Ours has become more stable (i.e. uptime now 2 weeks) since i added the exclusion of the profiles folder on the DC (users folder redirects).

Any offical response from Eset on this issue and when it will be fixed?

 

You're not alone here. I have been pulling my hair out after deploying v3 on my domain.

The server (Windows SBS 2003 R2) became so unstable (it was less than a month old) that I have had to withdraw it from the domain completely.

I had numerous issues, including:

- EventID 6004
- Users unable to login on their client machines joined to the domain - event ID shows up errors 1030 and 1058 regarding blocked access to certain Global Policy files
- access to shared files became blocked at random times
- And the final straw was that i was unable to login to the server as Admin or with my user name - it hung at "Applying settings" for 3 days, and was totally unreponsive save for responding to pings
- RDP unavailable

It was very random though. The most we had the server stable for was 5 days. Then it would just descend slowly until it just stopped responding. Fantastic when you get a call to say the expensive server has just gone down AGAIN!

I had thought that my limited knowledge of this OS was to blame (and yes I had configured all the recommended MS exclusions), but reading the threads here I feel a slightly relieved. However, I have now had to re-install the server from scratch and will now have to proceed with moving all the users from the old domain onto the new domain I've had to create.

I have no conclusive proof that NOD was to blame, but the errors I had are similar to those reported in this thread and in others here.

I love NOD, but I think I will be steering clear of version 3.0 for a while. I am now going to roll out 2.7 through the domain as this seems to be the answer.

 

just to add my name to this as it were, we are currently rolling back from v3 to 2.7 , we've had problems similar to others with the DC's.

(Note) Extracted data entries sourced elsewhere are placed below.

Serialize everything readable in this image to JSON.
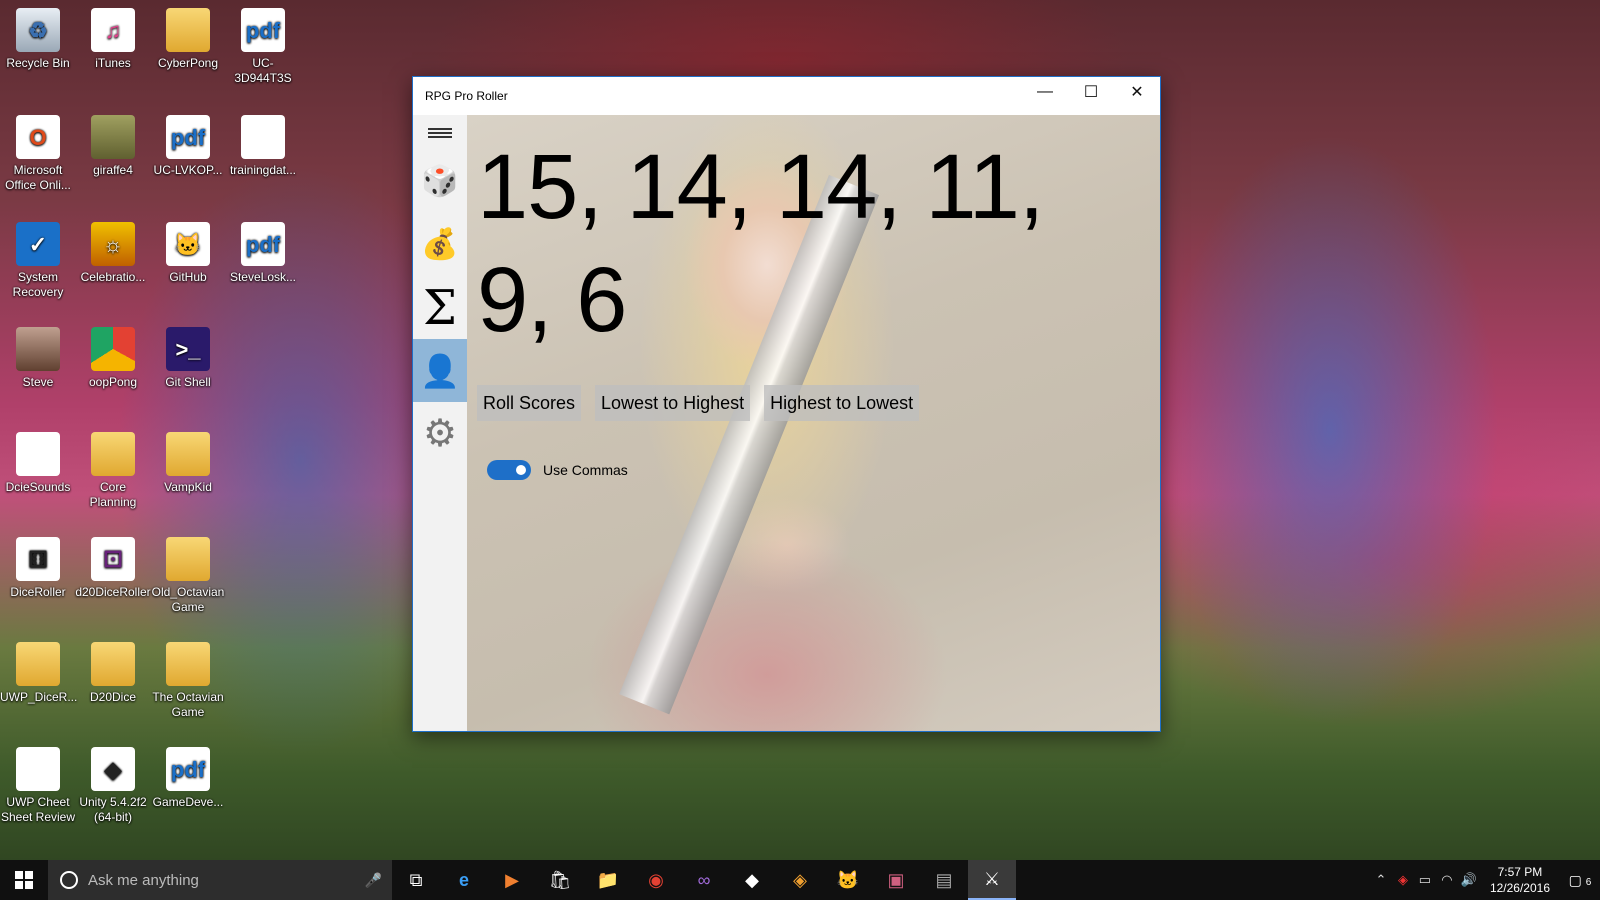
{
  "desktop": {
    "icons": [
      {
        "label": "Recycle Bin",
        "glyph": "♻"
      },
      {
        "label": "iTunes",
        "glyph": "♫"
      },
      {
        "label": "CyberPong",
        "glyph": ""
      },
      {
        "label": "UC-3D944T3S",
        "glyph": "pdf"
      },
      {
        "label": "Microsoft Office Onli...",
        "glyph": "O"
      },
      {
        "label": "giraffe4",
        "glyph": ""
      },
      {
        "label": "UC-LVKOP...",
        "glyph": "pdf"
      },
      {
        "label": "trainingdat...",
        "glyph": ""
      },
      {
        "label": "System Recovery",
        "glyph": "✓"
      },
      {
        "label": "Celebratio...",
        "glyph": "☼"
      },
      {
        "label": "GitHub",
        "glyph": "🐱"
      },
      {
        "label": "SteveLosk...",
        "glyph": "pdf"
      },
      {
        "label": "Steve",
        "glyph": ""
      },
      {
        "label": "oopPong",
        "glyph": ""
      },
      {
        "label": "Git Shell",
        "glyph": ">_"
      },
      {
        "label": "DcieSounds",
        "glyph": ""
      },
      {
        "label": "Core Planning",
        "glyph": ""
      },
      {
        "label": "VampKid",
        "glyph": ""
      },
      {
        "label": "DiceRoller",
        "glyph": "⚅"
      },
      {
        "label": "d20DiceRoller",
        "glyph": "⚀"
      },
      {
        "label": "Old_Octavian Game",
        "glyph": ""
      },
      {
        "label": "UWP_DiceR...",
        "glyph": ""
      },
      {
        "label": "D20Dice",
        "glyph": ""
      },
      {
        "label": "The Octavian Game",
        "glyph": ""
      },
      {
        "label": "UWP Cheet Sheet Review",
        "glyph": ""
      },
      {
        "label": "Unity 5.4.2f2 (64-bit)",
        "glyph": "◆"
      },
      {
        "label": "GameDeve...",
        "glyph": "pdf"
      }
    ]
  },
  "window": {
    "title": "RPG Pro Roller",
    "minimize_glyph": "—",
    "maximize_glyph": "☐",
    "close_glyph": "✕"
  },
  "nav": {
    "dice_glyph": "🎲",
    "bag_glyph": "💰",
    "sum_glyph": "Σ",
    "character_glyph": "👤",
    "settings_glyph": "⚙"
  },
  "main": {
    "scores_text": "15, 14, 14, 11, 9, 6",
    "buttons": [
      "Roll Scores",
      "Lowest to Highest",
      "Highest to Lowest"
    ],
    "toggle_label": "Use Commas",
    "toggle_on": true
  },
  "taskbar": {
    "search_placeholder": "Ask me anything",
    "mic_glyph": "🎤",
    "apps": [
      {
        "name": "task-view",
        "glyph": "⧉"
      },
      {
        "name": "edge",
        "glyph": "e"
      },
      {
        "name": "media",
        "glyph": "▶"
      },
      {
        "name": "store",
        "glyph": "🛍"
      },
      {
        "name": "file-explorer",
        "glyph": "📁"
      },
      {
        "name": "chrome",
        "glyph": "◉"
      },
      {
        "name": "visual-studio",
        "glyph": "∞"
      },
      {
        "name": "unity",
        "glyph": "◆"
      },
      {
        "name": "git",
        "glyph": "◈"
      },
      {
        "name": "github",
        "glyph": "🐱"
      },
      {
        "name": "app-1",
        "glyph": "▣"
      },
      {
        "name": "app-2",
        "glyph": "▤"
      },
      {
        "name": "rpg-pro-roller",
        "glyph": "⚔"
      }
    ],
    "time": "7:57 PM",
    "date": "12/26/2016",
    "notification_count": "6"
  }
}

And to be safe we are rolling back all 2003 servers

170 odd v3 desktops are fine

Chris

 

Just noting, we've seem some strange hangups like you are seeing also on windows server 2008 rc1 AD/DC systems... Can't blame them for issues on a beta OS but...

I still have other ekrn high cpu usage issues with certain files, exe packed downloads, etc that hose the system for up to 15 minutes.

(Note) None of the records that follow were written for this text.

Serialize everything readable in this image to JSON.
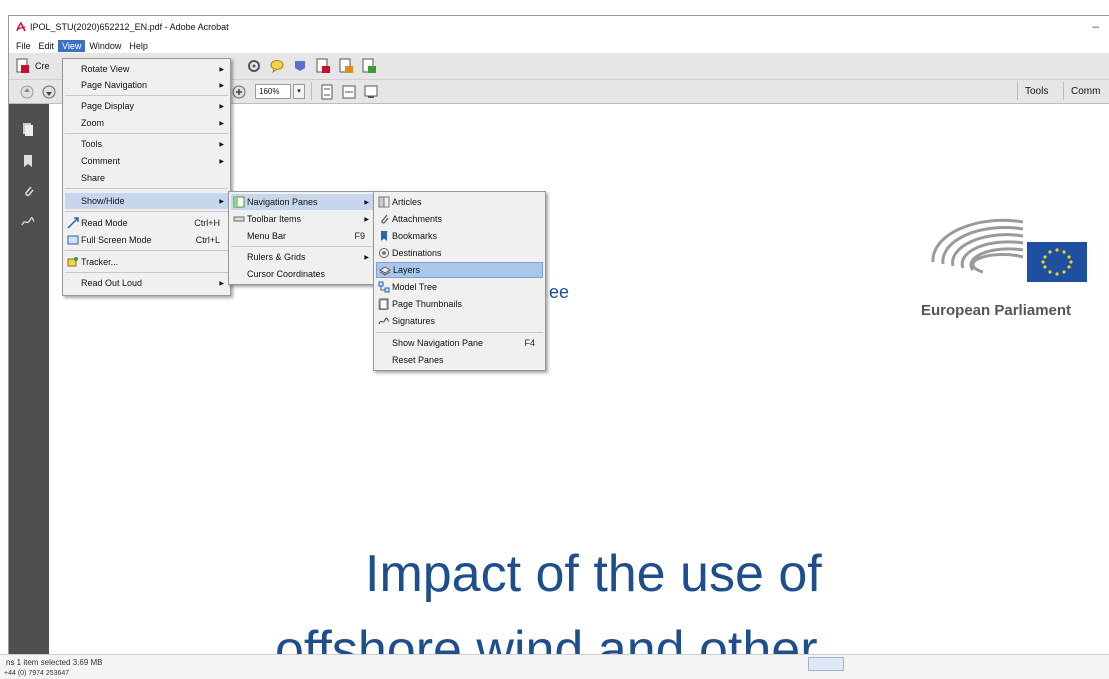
{
  "window": {
    "title": "IPOL_STU(2020)652212_EN.pdf - Adobe Acrobat",
    "minimize_glyph": "–"
  },
  "menubar": {
    "items": [
      "File",
      "Edit",
      "View",
      "Window",
      "Help"
    ]
  },
  "toolbar": {
    "create_label": "Cre",
    "zoom_value": "160%",
    "zoom_dropdown_glyph": "▾",
    "tools_label": "Tools",
    "comment_label": "Comm"
  },
  "view_menu": {
    "rotate_view": "Rotate View",
    "page_navigation": "Page Navigation",
    "page_display": "Page Display",
    "zoom": "Zoom",
    "tools": "Tools",
    "comment": "Comment",
    "share": "Share",
    "show_hide": "Show/Hide",
    "read_mode": "Read Mode",
    "read_mode_shortcut": "Ctrl+H",
    "full_screen_mode": "Full Screen Mode",
    "full_screen_shortcut": "Ctrl+L",
    "tracker": "Tracker...",
    "read_out_loud": "Read Out Loud"
  },
  "show_hide_menu": {
    "navigation_panes": "Navigation Panes",
    "toolbar_items": "Toolbar Items",
    "menu_bar": "Menu Bar",
    "menu_bar_shortcut": "F9",
    "rulers_grids": "Rulers & Grids",
    "cursor_coordinates": "Cursor Coordinates"
  },
  "nav_panes_menu": {
    "articles": "Articles",
    "attachments": "Attachments",
    "bookmarks": "Bookmarks",
    "destinations": "Destinations",
    "layers": "Layers",
    "model_tree": "Model Tree",
    "page_thumbnails": "Page Thumbnails",
    "signatures": "Signatures",
    "show_navigation_pane": "Show Navigation Pane",
    "show_navigation_pane_shortcut": "F4",
    "reset_panes": "Reset Panes"
  },
  "document": {
    "fragment_text": "ee",
    "title_line1": "Impact of the use of",
    "title_line2": "offshore wind and other",
    "logo_text": "European Parliament"
  },
  "statusbar": {
    "line1": "ns    1 item selected  3.69 MB",
    "line2": "+44 (0) 7974 253647"
  },
  "colors": {
    "menu_highlight": "#3a72c4",
    "doc_title": "#1f4e8c",
    "eu_flag": "#1f4fa0",
    "eu_stars": "#f4d21f"
  },
  "icons": {
    "app": "acrobat-icon",
    "create": "create-pdf-icon",
    "nav": [
      "pages-icon",
      "bookmark-icon",
      "attachment-icon",
      "signature-icon"
    ]
  }
}
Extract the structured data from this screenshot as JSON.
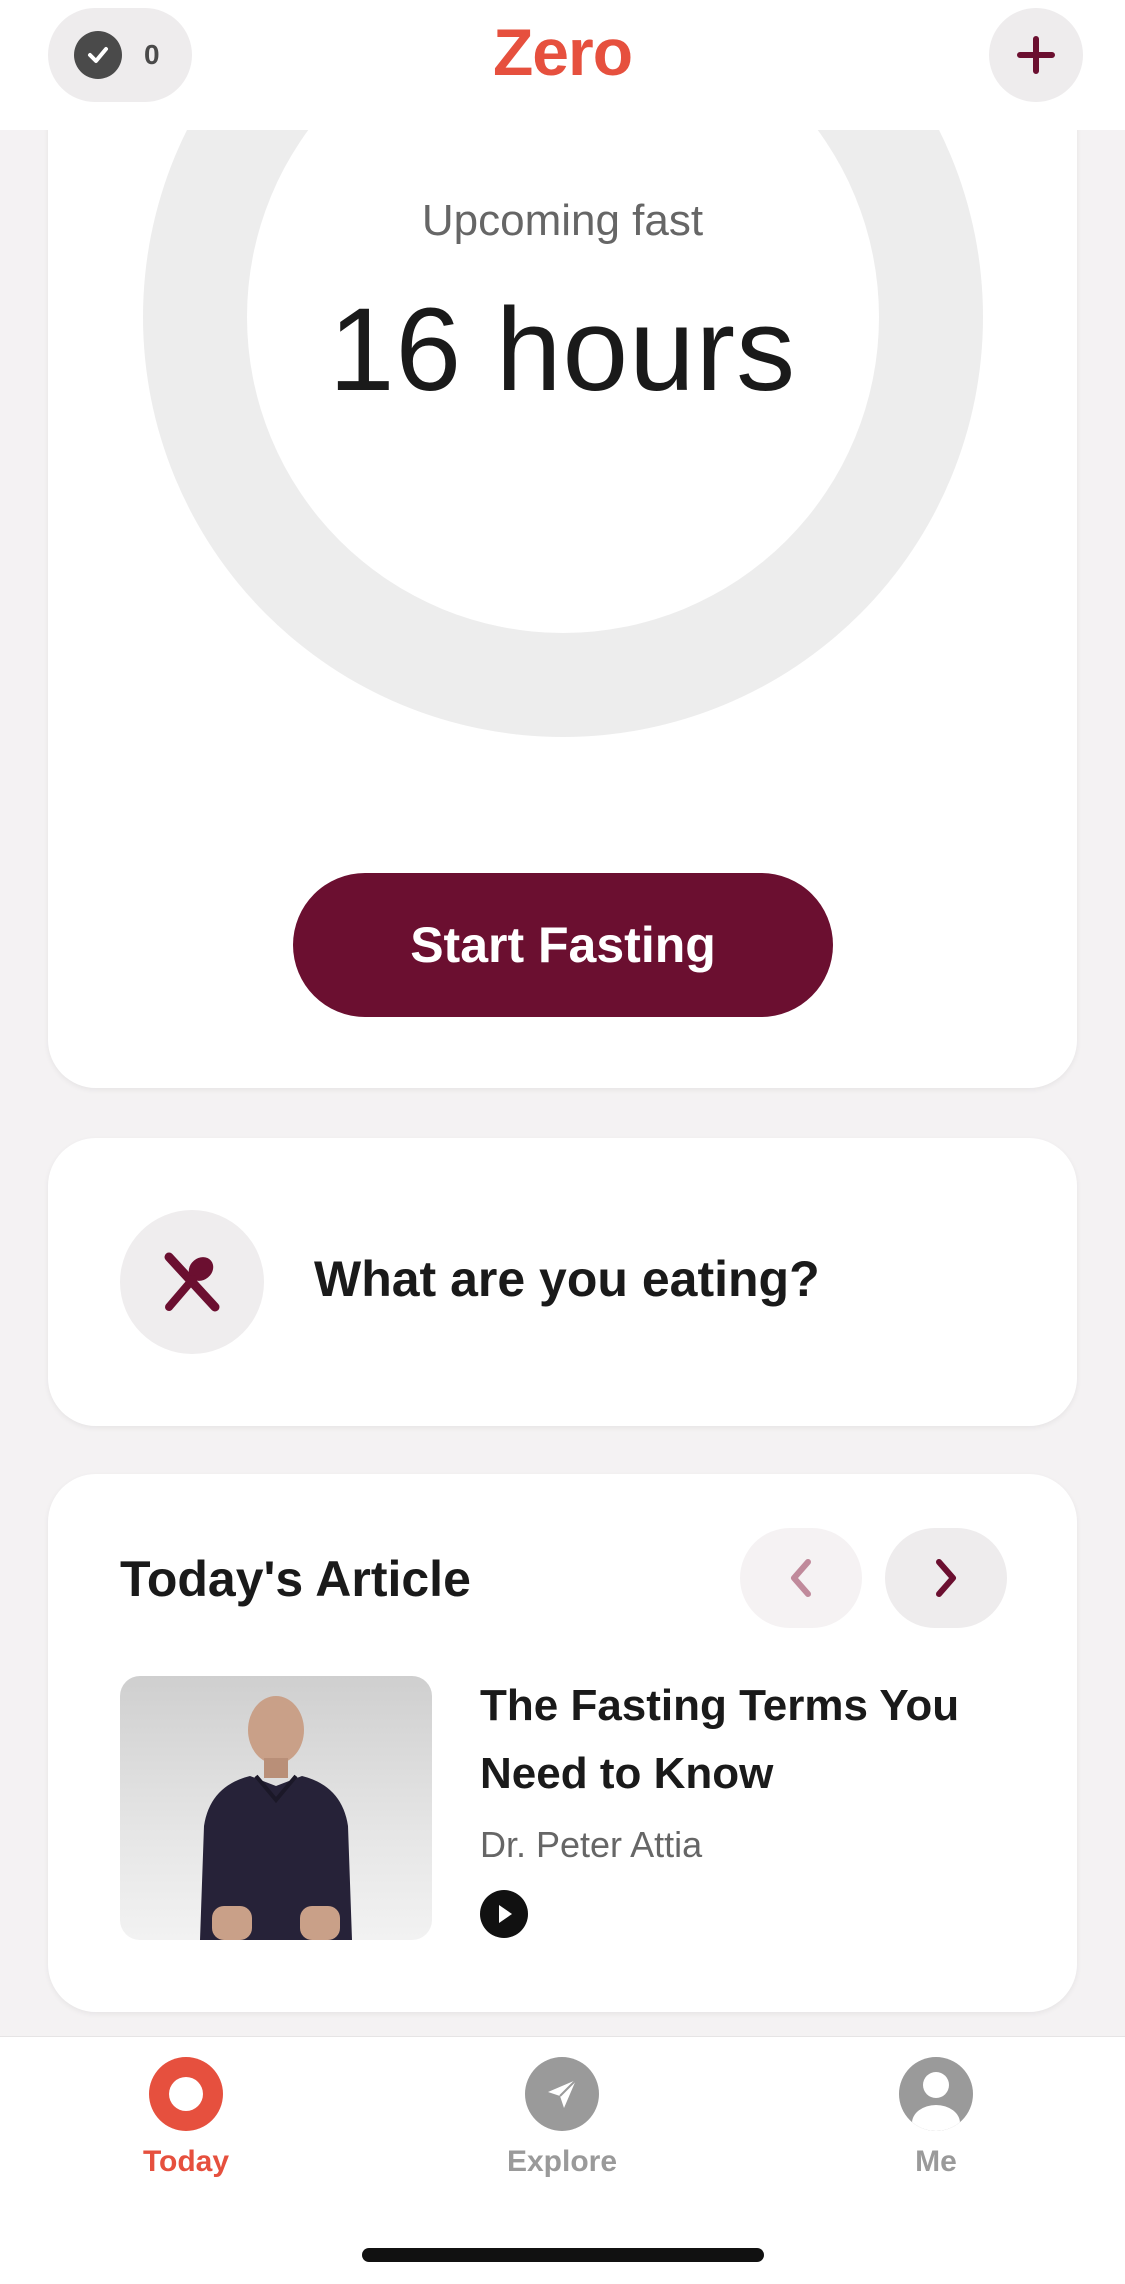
{
  "header": {
    "streak_count": "0",
    "logo": "Zero"
  },
  "timer": {
    "label": "Upcoming fast",
    "value": "16 hours",
    "start_button": "Start Fasting"
  },
  "eating": {
    "prompt": "What are you eating?"
  },
  "article": {
    "heading": "Today's Article",
    "title": "The Fasting Terms You Need to Know",
    "author": "Dr. Peter Attia"
  },
  "tabs": [
    {
      "label": "Today",
      "icon": "circle-icon",
      "active": true
    },
    {
      "label": "Explore",
      "icon": "compass-icon",
      "active": false
    },
    {
      "label": "Me",
      "icon": "user-icon",
      "active": false
    }
  ],
  "colors": {
    "brand": "#e6503e",
    "primary": "#6b0f30",
    "inactive": "#9a9a9a"
  }
}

Staying with 2.7 for all clients, new installs, etc, anything in production other than our own production network.

Will continue to do so until it appears 3.0 is rock solid, however long that may be.

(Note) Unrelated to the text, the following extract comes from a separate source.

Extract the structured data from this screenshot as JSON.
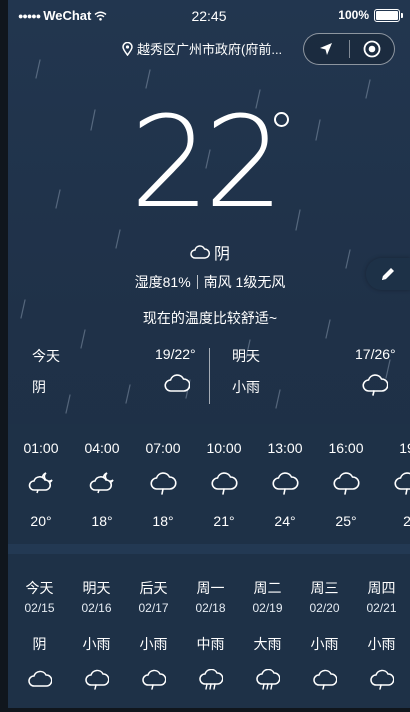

If 2.7 support and downloads are stopped for any reason before 3.0 is solid, we will switch every single one of our clients to another product and drop our reseller account with ESET.

 

Is there any offical word from ESET? on what they are doing about it or when we can expect a new build to fix the problems?

 

Re: Version 3 – issue running on a WS2k3 DC

Rolled back to 2.7 on my sbs 2003 server install today. Some wierdness with a shared application makes me think nod is a little too aggressive right now and going after the wrong things.

 

On my server that is having the problem (one of three), I notice that it only crashes when it is under somewhat heavy file sharing use... not necessarily CPU usage, it seems more related to the files. I can leave it up all weekend long without any problem. Come 6am Monday morning though when people start showing up to work, I start getting phone calls.

 

For those who are interested, CrookedBloke has been carrying on a meaningful thread here trying to track down the root of these problems. No solutions yet. Currently, he is asking for hardware configurations to see if it can be tracked down to certain RAID/hard drive controllers.